In March 2021, the pilot hoses had been replaced during a routine servicing by a fire safety company. Tests carried out at that time did not identify any faults with the system. Following the accident, tests were made of the high-pressure CO2 fire extinguishing systems on board the other vessels in the company’s fleet. These tests identified two similar pilot hoses that were blocked on one ship.
All the affected hose assemblies had been supplied to the fire safety company by one supplier. The hose assemblies had been produced under the terms of the classification society type approval held by that one supplier. Although the type approval required each completed hose assembly to be pressure tested, there was no specific test that gas could pass freely through the hose assemblies.
The hose used in the assemblies was provided in accordance with the type approval held by that one supplier, but that supplier had purchased the couplings from another hydraulics supplier, who in turn had sourced the couplings from a different manufacturer.

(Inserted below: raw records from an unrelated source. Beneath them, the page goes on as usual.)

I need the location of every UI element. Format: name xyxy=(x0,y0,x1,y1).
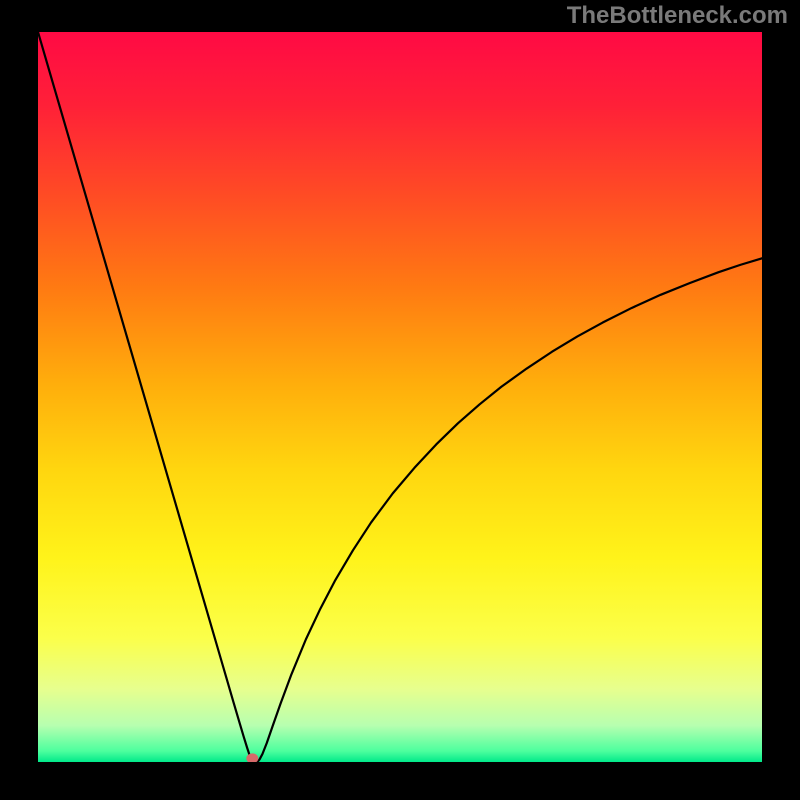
plot-area xyxy=(38,32,762,762)
watermark-text: TheBottleneck.com xyxy=(567,2,788,30)
plot-svg xyxy=(38,32,762,762)
plot-background xyxy=(38,32,762,762)
chart-frame: TheBottleneck.com xyxy=(0,0,800,800)
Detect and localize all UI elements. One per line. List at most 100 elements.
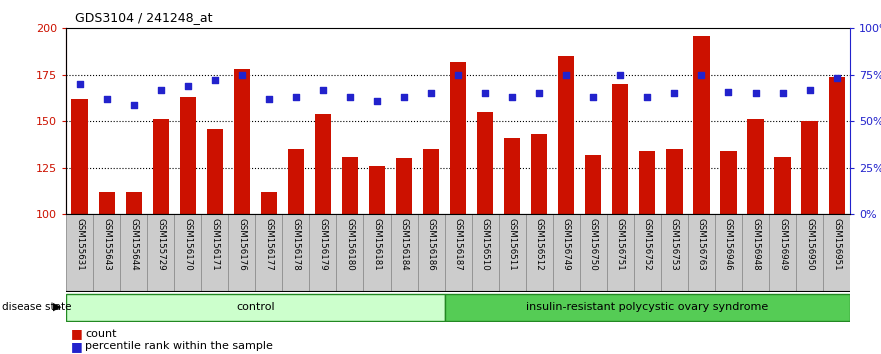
- Point: [127, 102, 141, 107]
- Bar: [66, 214, 93, 292]
- Point: [775, 91, 789, 96]
- Point: [830, 76, 844, 81]
- Bar: [418, 214, 445, 292]
- Bar: [201, 214, 228, 292]
- Bar: [640, 151, 655, 214]
- Text: insulin-resistant polycystic ovary syndrome: insulin-resistant polycystic ovary syndr…: [526, 302, 768, 312]
- Point: [208, 78, 222, 83]
- Text: ▶: ▶: [53, 302, 62, 312]
- Text: GSM156951: GSM156951: [833, 218, 841, 271]
- Bar: [633, 214, 661, 292]
- Point: [532, 91, 546, 96]
- Bar: [228, 214, 255, 292]
- Text: GSM156510: GSM156510: [481, 218, 490, 271]
- Bar: [120, 214, 147, 292]
- Text: GSM155729: GSM155729: [156, 218, 166, 271]
- Bar: [585, 155, 602, 214]
- Bar: [255, 214, 283, 292]
- Bar: [233, 69, 250, 214]
- Bar: [504, 138, 521, 214]
- Text: GSM156950: GSM156950: [805, 218, 814, 271]
- Text: control: control: [236, 302, 275, 312]
- Point: [181, 83, 195, 89]
- Text: GSM156178: GSM156178: [292, 218, 300, 271]
- Bar: [607, 214, 633, 292]
- Text: GSM156763: GSM156763: [697, 218, 706, 271]
- Bar: [152, 119, 169, 214]
- Point: [559, 72, 574, 78]
- Bar: [769, 214, 796, 292]
- Bar: [445, 293, 850, 321]
- Point: [478, 91, 492, 96]
- Bar: [288, 149, 304, 214]
- Point: [749, 91, 763, 96]
- Text: GSM156176: GSM156176: [237, 218, 247, 271]
- Text: GSM156177: GSM156177: [264, 218, 273, 271]
- Bar: [369, 166, 385, 214]
- Bar: [559, 56, 574, 214]
- Bar: [180, 97, 196, 214]
- Text: GSM156187: GSM156187: [454, 218, 463, 271]
- Text: ■: ■: [70, 327, 82, 341]
- Text: GSM156180: GSM156180: [345, 218, 354, 271]
- Bar: [450, 62, 466, 214]
- Point: [153, 87, 167, 92]
- Bar: [688, 214, 715, 292]
- Text: GSM155644: GSM155644: [130, 218, 138, 271]
- Bar: [661, 214, 688, 292]
- Bar: [147, 214, 174, 292]
- Bar: [531, 134, 547, 214]
- Text: GSM156753: GSM156753: [670, 218, 679, 271]
- Bar: [396, 159, 412, 214]
- Text: GSM156512: GSM156512: [535, 218, 544, 271]
- Text: percentile rank within the sample: percentile rank within the sample: [85, 341, 273, 352]
- Text: GSM156946: GSM156946: [724, 218, 733, 271]
- Text: ■: ■: [70, 340, 82, 353]
- Text: GSM156751: GSM156751: [616, 218, 625, 271]
- Bar: [390, 214, 418, 292]
- Text: disease state: disease state: [2, 302, 71, 312]
- Text: GSM156171: GSM156171: [211, 218, 219, 271]
- Bar: [499, 214, 526, 292]
- Bar: [99, 192, 115, 214]
- Bar: [823, 214, 850, 292]
- Bar: [71, 99, 88, 214]
- Text: GSM156949: GSM156949: [778, 218, 787, 270]
- Bar: [93, 214, 120, 292]
- Bar: [342, 156, 358, 214]
- Bar: [828, 76, 845, 214]
- Bar: [364, 214, 390, 292]
- Bar: [471, 214, 499, 292]
- Bar: [66, 293, 445, 321]
- Bar: [526, 214, 552, 292]
- Point: [668, 91, 682, 96]
- Text: GSM156170: GSM156170: [183, 218, 192, 271]
- Bar: [315, 114, 331, 214]
- Point: [803, 87, 817, 92]
- Point: [613, 72, 627, 78]
- Bar: [174, 214, 201, 292]
- Bar: [721, 151, 737, 214]
- Bar: [747, 119, 764, 214]
- Point: [424, 91, 438, 96]
- Point: [100, 96, 114, 102]
- Text: GDS3104 / 241248_at: GDS3104 / 241248_at: [75, 11, 212, 24]
- Text: count: count: [85, 329, 117, 339]
- Point: [505, 94, 519, 100]
- Bar: [207, 129, 223, 214]
- Bar: [612, 84, 628, 214]
- Text: GSM156181: GSM156181: [373, 218, 381, 271]
- Bar: [796, 214, 823, 292]
- Bar: [261, 192, 277, 214]
- Point: [722, 89, 736, 95]
- Bar: [337, 214, 364, 292]
- Point: [262, 96, 276, 102]
- Bar: [802, 121, 818, 214]
- Point: [586, 94, 600, 100]
- Text: GSM156752: GSM156752: [643, 218, 652, 271]
- Bar: [774, 156, 790, 214]
- Text: GSM156186: GSM156186: [426, 218, 435, 271]
- Bar: [309, 214, 337, 292]
- Text: GSM156750: GSM156750: [589, 218, 598, 271]
- Bar: [715, 214, 742, 292]
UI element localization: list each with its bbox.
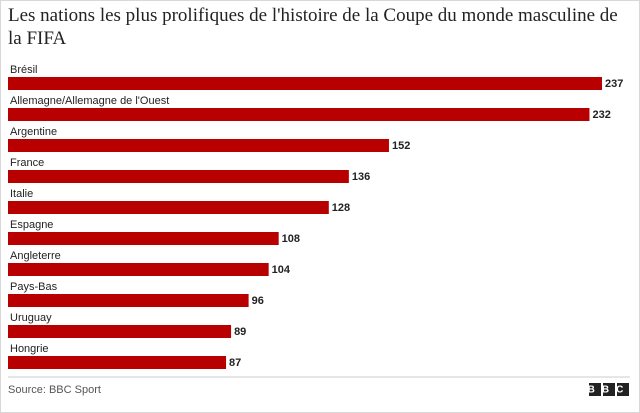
bar (8, 108, 590, 121)
category-label: Hongrie (10, 343, 49, 355)
source: Source: BBC Sport (8, 384, 101, 396)
value-label: 128 (332, 202, 350, 214)
bar (8, 201, 329, 214)
bar (8, 139, 389, 152)
bar (8, 232, 279, 245)
value-label: 89 (234, 326, 246, 338)
value-label: 232 (592, 109, 610, 121)
category-label: Brésil (10, 64, 38, 76)
bar (8, 263, 269, 276)
bar (8, 170, 349, 183)
value-label: 152 (392, 140, 410, 152)
category-label: Pays-Bas (10, 281, 58, 293)
bar (8, 325, 232, 338)
category-label: Argentine (10, 126, 57, 138)
value-label: 136 (352, 171, 370, 183)
title-box: Les nations les plus prolifiques de l'hi… (8, 5, 618, 49)
value-label: 108 (282, 233, 300, 245)
value-label: 237 (605, 78, 623, 90)
value-label: 87 (229, 357, 241, 369)
chart-title: Les nations les plus prolifiques de l'hi… (8, 5, 618, 49)
category-label: Allemagne/Allemagne de l'Ouest (10, 95, 169, 107)
value-label: 104 (272, 264, 291, 276)
logo-boxes (589, 383, 629, 396)
category-label: Italie (10, 188, 33, 200)
bar (8, 77, 602, 90)
bar (8, 356, 227, 369)
logo: BBC (588, 385, 631, 396)
category-label: Espagne (10, 219, 53, 231)
category-label: Uruguay (10, 312, 52, 324)
value-label: 96 (252, 295, 264, 307)
category-label: France (10, 157, 44, 169)
category-label: Angleterre (10, 250, 61, 262)
bar (8, 294, 249, 307)
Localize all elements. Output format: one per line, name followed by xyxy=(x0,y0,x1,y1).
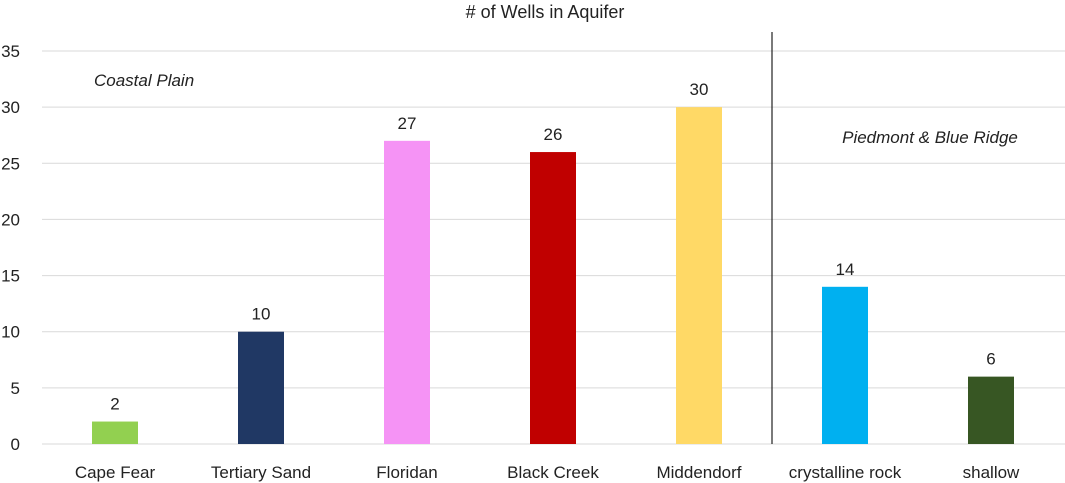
category-labels: Cape Fear Tertiary Sand Floridan Black Cree… xyxy=(75,463,1020,482)
y-tick-label: 0 xyxy=(11,435,20,454)
bar-tertiary-sand xyxy=(238,331,284,444)
bar-middendorf xyxy=(676,107,722,445)
category-label: Black Creek xyxy=(507,463,599,482)
category-label: Middendorf xyxy=(656,463,741,482)
y-axis-ticks: 0 5 10 15 20 25 30 35 xyxy=(1,42,20,454)
region-annotation: Coastal Plain xyxy=(94,71,194,90)
data-label: 26 xyxy=(544,125,563,144)
category-label: Tertiary Sand xyxy=(211,463,311,482)
y-tick-label: 20 xyxy=(1,210,20,229)
y-tick-label: 30 xyxy=(1,98,20,117)
chart-title: # of Wells in Aquifer xyxy=(466,2,625,22)
data-label: 14 xyxy=(836,260,855,279)
bar-shallow xyxy=(968,376,1014,444)
bars xyxy=(92,107,1014,445)
data-label: 2 xyxy=(110,395,119,414)
bar-floridan xyxy=(384,140,430,445)
y-tick-label: 10 xyxy=(1,323,20,342)
category-label: shallow xyxy=(963,463,1020,482)
data-label: 6 xyxy=(986,350,995,369)
y-tick-label: 35 xyxy=(1,42,20,61)
bar-black-creek xyxy=(530,152,576,445)
bar-crystalline-rock xyxy=(822,286,868,444)
data-label: 27 xyxy=(398,114,417,133)
data-label: 10 xyxy=(252,305,271,324)
region-annotation: Piedmont & Blue Ridge xyxy=(842,128,1018,147)
region-annotations: Coastal Plain Piedmont & Blue Ridge xyxy=(94,32,1018,444)
bar-cape-fear xyxy=(92,421,138,444)
y-tick-label: 25 xyxy=(1,154,20,173)
category-label: Cape Fear xyxy=(75,463,156,482)
category-label: Floridan xyxy=(376,463,437,482)
y-tick-label: 15 xyxy=(1,267,20,286)
data-labels: 2 10 27 26 30 14 6 xyxy=(110,80,995,413)
y-tick-label: 5 xyxy=(11,379,20,398)
category-label: crystalline rock xyxy=(789,463,902,482)
data-label: 30 xyxy=(690,80,709,99)
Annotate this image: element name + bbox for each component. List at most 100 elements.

- Ensure that crews are fully acquainted with the procedures for the manual activation of CO2 fire extinguishing systems in the event of the pilot actuation system failing;
- The fire safety company did not identify that some of the hose assemblies were blocked and that there were leaks in the CO2 system pilot lines;
- Neither the suppliers’ quality assurance processes, nor onboard installation testing processes, identified that the hose couplings had not been fully bored through;
- Amended procedures to incorporate a pneumatic flow test of the complete hose assemblies to verify that they are not blocked.